Sony attackers also stole certificates to sign malware

Security firm Kaspersky Labs reports that a new sample of the Destover malware—the malware family used in the recent attack on the networks of Sony Pictures—has been found bearing a valid digital signature that could help it sneak past security screening on some Windows systems. And that digital signature is courtesy of a certificate stolen from Sony Pictures.

The newly discovered variant of the malware was signed on December 5 and is otherwise identical to a version compiled in July. It attempts to connect to two different command and control servers, both previously associated with the malware that took down Sony Pictures—one at a university in Thailand, and another associated with a business customer of Time Warner Cable in Champlain, New York.
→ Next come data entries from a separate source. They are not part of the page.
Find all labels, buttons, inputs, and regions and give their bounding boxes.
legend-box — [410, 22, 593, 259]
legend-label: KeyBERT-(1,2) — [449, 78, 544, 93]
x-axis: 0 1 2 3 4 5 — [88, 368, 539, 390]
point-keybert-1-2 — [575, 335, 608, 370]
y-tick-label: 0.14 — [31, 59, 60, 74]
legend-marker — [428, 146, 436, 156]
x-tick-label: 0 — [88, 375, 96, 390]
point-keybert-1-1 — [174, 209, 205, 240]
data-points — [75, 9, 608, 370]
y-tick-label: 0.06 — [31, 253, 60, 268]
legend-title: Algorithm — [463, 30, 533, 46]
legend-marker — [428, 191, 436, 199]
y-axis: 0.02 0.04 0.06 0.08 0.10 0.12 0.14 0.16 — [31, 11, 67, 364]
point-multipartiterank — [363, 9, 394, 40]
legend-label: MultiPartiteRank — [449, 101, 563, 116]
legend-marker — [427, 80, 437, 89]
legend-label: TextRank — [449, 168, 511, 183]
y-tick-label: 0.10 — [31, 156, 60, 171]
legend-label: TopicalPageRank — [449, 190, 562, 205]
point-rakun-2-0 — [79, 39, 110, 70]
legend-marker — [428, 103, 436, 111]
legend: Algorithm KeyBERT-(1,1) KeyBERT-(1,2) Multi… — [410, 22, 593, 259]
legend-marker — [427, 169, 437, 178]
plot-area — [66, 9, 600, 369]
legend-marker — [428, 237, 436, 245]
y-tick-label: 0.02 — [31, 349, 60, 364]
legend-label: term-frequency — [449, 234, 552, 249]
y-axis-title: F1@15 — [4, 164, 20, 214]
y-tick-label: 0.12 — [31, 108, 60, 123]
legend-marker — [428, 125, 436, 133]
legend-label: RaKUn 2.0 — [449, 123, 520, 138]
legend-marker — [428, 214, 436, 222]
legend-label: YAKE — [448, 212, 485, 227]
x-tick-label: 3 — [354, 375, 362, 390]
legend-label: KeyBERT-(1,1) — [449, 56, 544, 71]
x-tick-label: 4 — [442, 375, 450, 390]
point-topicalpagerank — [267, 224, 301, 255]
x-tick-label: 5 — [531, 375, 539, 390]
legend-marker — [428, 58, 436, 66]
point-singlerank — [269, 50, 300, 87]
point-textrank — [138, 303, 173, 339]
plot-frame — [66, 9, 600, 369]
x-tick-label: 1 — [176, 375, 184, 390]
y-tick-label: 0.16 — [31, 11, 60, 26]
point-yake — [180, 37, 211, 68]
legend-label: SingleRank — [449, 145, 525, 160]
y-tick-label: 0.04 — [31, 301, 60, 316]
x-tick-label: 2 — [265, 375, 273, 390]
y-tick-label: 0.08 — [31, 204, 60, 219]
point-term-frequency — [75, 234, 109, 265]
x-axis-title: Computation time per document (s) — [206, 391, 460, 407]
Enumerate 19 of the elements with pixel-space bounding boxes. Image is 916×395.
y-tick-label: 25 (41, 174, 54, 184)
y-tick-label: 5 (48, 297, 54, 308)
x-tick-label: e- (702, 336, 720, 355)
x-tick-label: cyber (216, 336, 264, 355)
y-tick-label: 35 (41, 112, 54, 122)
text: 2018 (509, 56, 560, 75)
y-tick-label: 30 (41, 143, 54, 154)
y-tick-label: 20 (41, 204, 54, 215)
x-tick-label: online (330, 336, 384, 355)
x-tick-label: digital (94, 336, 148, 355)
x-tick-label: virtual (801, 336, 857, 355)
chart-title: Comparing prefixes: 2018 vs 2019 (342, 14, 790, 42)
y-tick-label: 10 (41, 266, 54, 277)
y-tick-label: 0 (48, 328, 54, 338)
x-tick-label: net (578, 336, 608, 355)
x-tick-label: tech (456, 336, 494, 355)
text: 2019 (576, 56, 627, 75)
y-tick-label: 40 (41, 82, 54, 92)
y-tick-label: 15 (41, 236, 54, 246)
According to a post by Kaspersky Lab’s Global Research and Analysis Team, the malware alternates attempts at connections between the two IP addresses, pausing between attempts.

The version that was used to spread the “wiper” malware that took down Sony Pictures was compiled just days before that attack and included hard-coded instructions for attacking infrastructure within Sony’s network. The new signed version appears to be a more general-purpose version of the backdoor and could conceivably be part of a botnet toolkit used to deliver other malware. The signature could allow the malware to be installed without being stopped by corporate system management measures such as application whitelisting—especially if it was intended to re-target Sony Pictures’ network for another attack.